Shining Force Cross Exlesia


Shifting focus to an older game this week, the Shining Force series has been around in Arcades over in Japan for quite some time, even though this release is over 4 years old and is it self an update to an Arcade game released in 2009. Which is terms of Japanese arcade games is ancient, with very few having the staying power to still exist after that amount of time.


The first thing to notice about Shining Force is the general cheapness of the game itself. As the typical 100 yen coin here counts as double, and with just 300 yen you can play for well over an hour, which is a bargain by any standard.

To get into more detail about the game itself though, its first and foremost an Action RPG, similar in style to Phantasy Star Online or Monster Hunter, and features online coop for quests as well as various events that the game features over time.
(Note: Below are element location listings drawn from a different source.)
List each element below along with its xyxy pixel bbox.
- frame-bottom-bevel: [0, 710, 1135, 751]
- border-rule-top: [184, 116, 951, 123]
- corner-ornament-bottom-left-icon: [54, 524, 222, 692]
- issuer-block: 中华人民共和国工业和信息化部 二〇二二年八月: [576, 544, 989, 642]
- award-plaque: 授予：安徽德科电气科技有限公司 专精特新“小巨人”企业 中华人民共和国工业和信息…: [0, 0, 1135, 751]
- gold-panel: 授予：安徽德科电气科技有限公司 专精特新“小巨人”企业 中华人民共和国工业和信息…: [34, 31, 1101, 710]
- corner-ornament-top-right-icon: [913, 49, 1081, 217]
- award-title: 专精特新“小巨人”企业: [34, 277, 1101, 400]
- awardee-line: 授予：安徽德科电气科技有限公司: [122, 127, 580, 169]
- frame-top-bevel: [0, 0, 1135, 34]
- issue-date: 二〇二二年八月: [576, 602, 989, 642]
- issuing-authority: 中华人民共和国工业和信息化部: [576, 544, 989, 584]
Though being as old as it is it can be difficult to find machines in the various arcades, both Sega Gigo and Club Sega Akihabara Shinkan offer several within Akihabara itself.


Using an IC card system that predates either Aime or Banapass to save character data, when a new player first starts they are taken to the character creation screen and given the choice of 5 different races with different stats, they are pretty standard choices such as Humans and Elves and even the demons who are just named “Dark Race”.. maybe there’s an in-world explanation for it in the Shining Force series… or they just thought that it sounded cool.


After settling on a character and class for them, both of which can be changed at any time, from the menu, your given the option to pay for GP which is essentially the points you have to spend to go on quests and participate in events and those familiar with other Sega titles such as Kantai Collection or Code of Joker will be more than at home with how the gp system works, but in simple it slowly counts down while your browsing the menus and then you spend a large chunk to go on a quest or mission. In this case about 300 for a quest which can last up to 10 minutes. and for 300 yen you can buy more than 2500 gp allowing for a very long play session.


The game does strongly recommend that new players go into the tutorial at the start, and its well worth it as it does a good job explaining how the command system works. as it uses a hybrid between a Joystick and 5 button layout as well as a touch screen. When entering the game it does show its age graphically as it looks about something you would see on a Playstation 2, but it does play very quick and fluidly which is what matters most.


There are quite a few commands available for use from the limited amount of buttons, as different combinations enact differing attacks. For basics there’s a Jump button, an attack, a force button, which sadly is just a stronger attack and no Jedi powers, and a camera button. The largest button is the item use and skill use button which is controlled via the touch screen.   By using buttons together you can do things just as a dodge roll, a dashing attack and various other attacks that the game does a solid job of introducing.


The quests themselves offer some fairly high paced dungeon crawling and multiple pathways which can lead into enemy trap rooms such as the one pictured above… they are usually easy to spot with the large blue altars that inhabit them. By moving through and clearing there’s rooms in the dungeon various chests and items can drop and offer gear and restorative items as their prizes.


After completing a quest your taken to the customization screen where you can view the loot that you acquired as well as skill settings, all of which can be changed to the players liking or to suit the situation that calls for it. The equipment menu is pretty self explanatory and functions through drag and drop as well as it will show you stat previews beforehand as well, though the amount of time you have to spend in here is limited, and you should watch your time. Although you do get the opportunity to change your load-out when you start a quest as well.


While I didn’t have the opportunity to try the game out where I think it would really shine in co op multiplayer quests, the general game play still holds up very well even if graphically its a bit dated. It is interesting to see though what is probably a precursor to the standard Aime Touch Screen cabinet that most of the popular Sega titles use these days and just how far they have come. If something along these lines could have been made 7 years ago, I wonder how a modern version would fare.